When traders use collar on CERS
Collars on CERS hedge an existing long CERS stock position; the long put sets a floor while the short call finances it, often run as a near-zero-cost hedge during expected volatility windows.
CERS thesis for this collar
The market-implied 1-standard-deviation range for CERS extends from approximately $2.60 on the downside to $3.20 on the upside. A CERS collar hedges an existing long CERS position with a protective put while financing the put cost via a short call; when the premiums roughly offset, the collar acts as a near-zero-cost insurance band around the current spot. Current CERS IV rank near 3.92% sits in the lower third of its 1-year distribution, where IV often re-expands toward the mean; this favors premium-buying structures and disadvantages premium-selling structures on CERS at 35.50%. As a Healthcare name, CERS options can move on sector-level news flow (peer earnings, regulatory updates, industry-specific macro data) in addition to CERS-specific events.
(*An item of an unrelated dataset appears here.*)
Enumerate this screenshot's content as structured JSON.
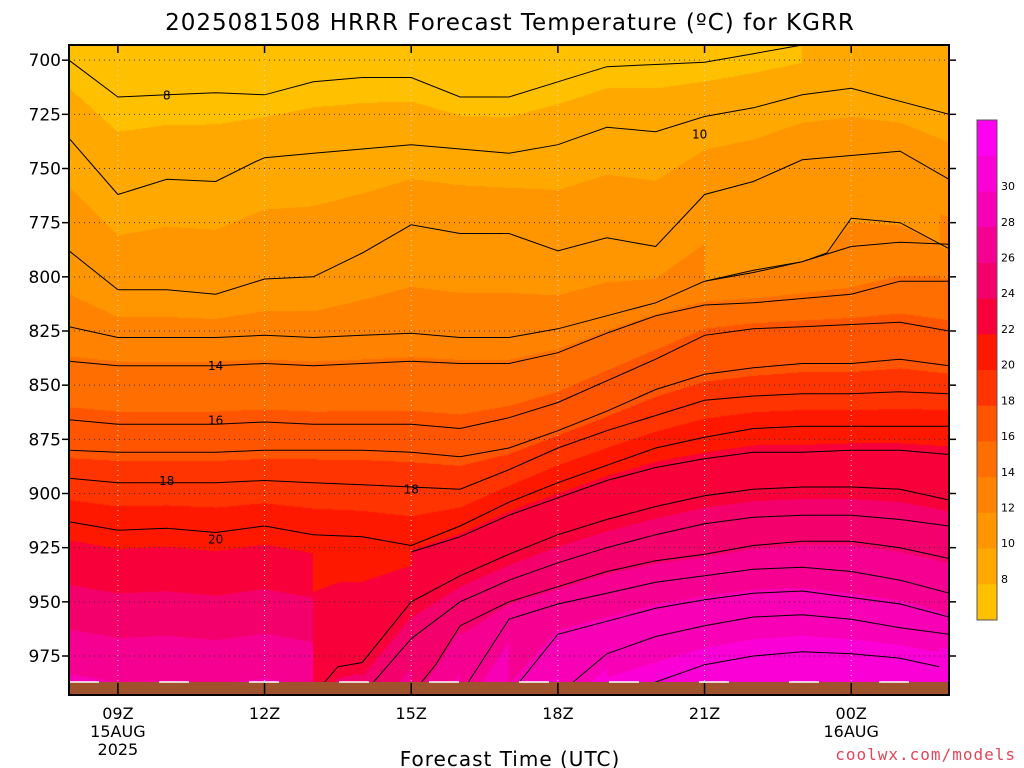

CERS collar positions are structurally neutral (protective); the modeled P&L assumes European-style exercise at expiration and ignores early assignment, transaction costs, dividends paid before expiry on the stock leg (when present), and the bid-ask spread on the listed chain. CERS positions also carry Healthcare sector concentration risk; news flow inside the sector (peer earnings, regulatory shifts, supply-chain headlines) can move CERS alongside the broader basket even when CERS-specific fundamentals are unchanged. Always rebuild the position from current CERS chain quotes before placing a trade.
Frequently asked questions
- What is a collar on CERS?
- A collar on CERS is the collar strategy applied to CERS (stock). The strategy is structurally neutral (protective): A collar pairs long stock with a protective out-of-the-money put financed by a short out-of-the-money call, capping both tails of the position around the current spot. With CERS stock trading near $2.90, the strikes shown on this page are snapped to the nearest listed CERS chain strike and the premiums come straight from the end-of-day bid/ask midpoint.
- How are CERS collar max profit and max loss calculated?
- Max profit roughly equals short-call strike minus cost basis plus net premium; max loss roughly equals cost basis minus long-put strike minus net premium. Breakeven shifts by the net premium. For the CERS collar priced from the end-of-day chain at a 30-day expiry (ATM IV 35.50%), the computed maximum profit is unbounded per contract and the computed maximum loss is unbounded per contract. Live intraday quotes will differ as the chain moves through the trading session.
- What is the breakeven for a CERS collar?
- The breakeven for the CERS collar priced on this page is no defined breakeven on the modeled curve at expiration, derived from end-of-day chain premiums. Breakeven is the underlying price at which the strategy's P&L crosses zero ignoring transaction costs and assignment risk. The current CERS market-implied 1-standard-deviation expected move is approximately 10.18%; if the move sits well outside the breakeven distance, the structure's risk-reward becomes correspondingly tighter.
- When should you consider a collar on CERS?
- Collars on CERS hedge an existing long CERS stock position; the long put sets a floor while the short call finances it, often run as a near-zero-cost hedge during expected volatility windows.
- How does current CERS implied volatility affect this collar?
- CERS ATM IV is at 35.50% with IV rank near 3.92%, which is on the low end of its 1-year range. Premium-buying structures (long call, long put, debit spreads) are relatively cheap in this regime; premium-selling structures collect less credit per unit risk.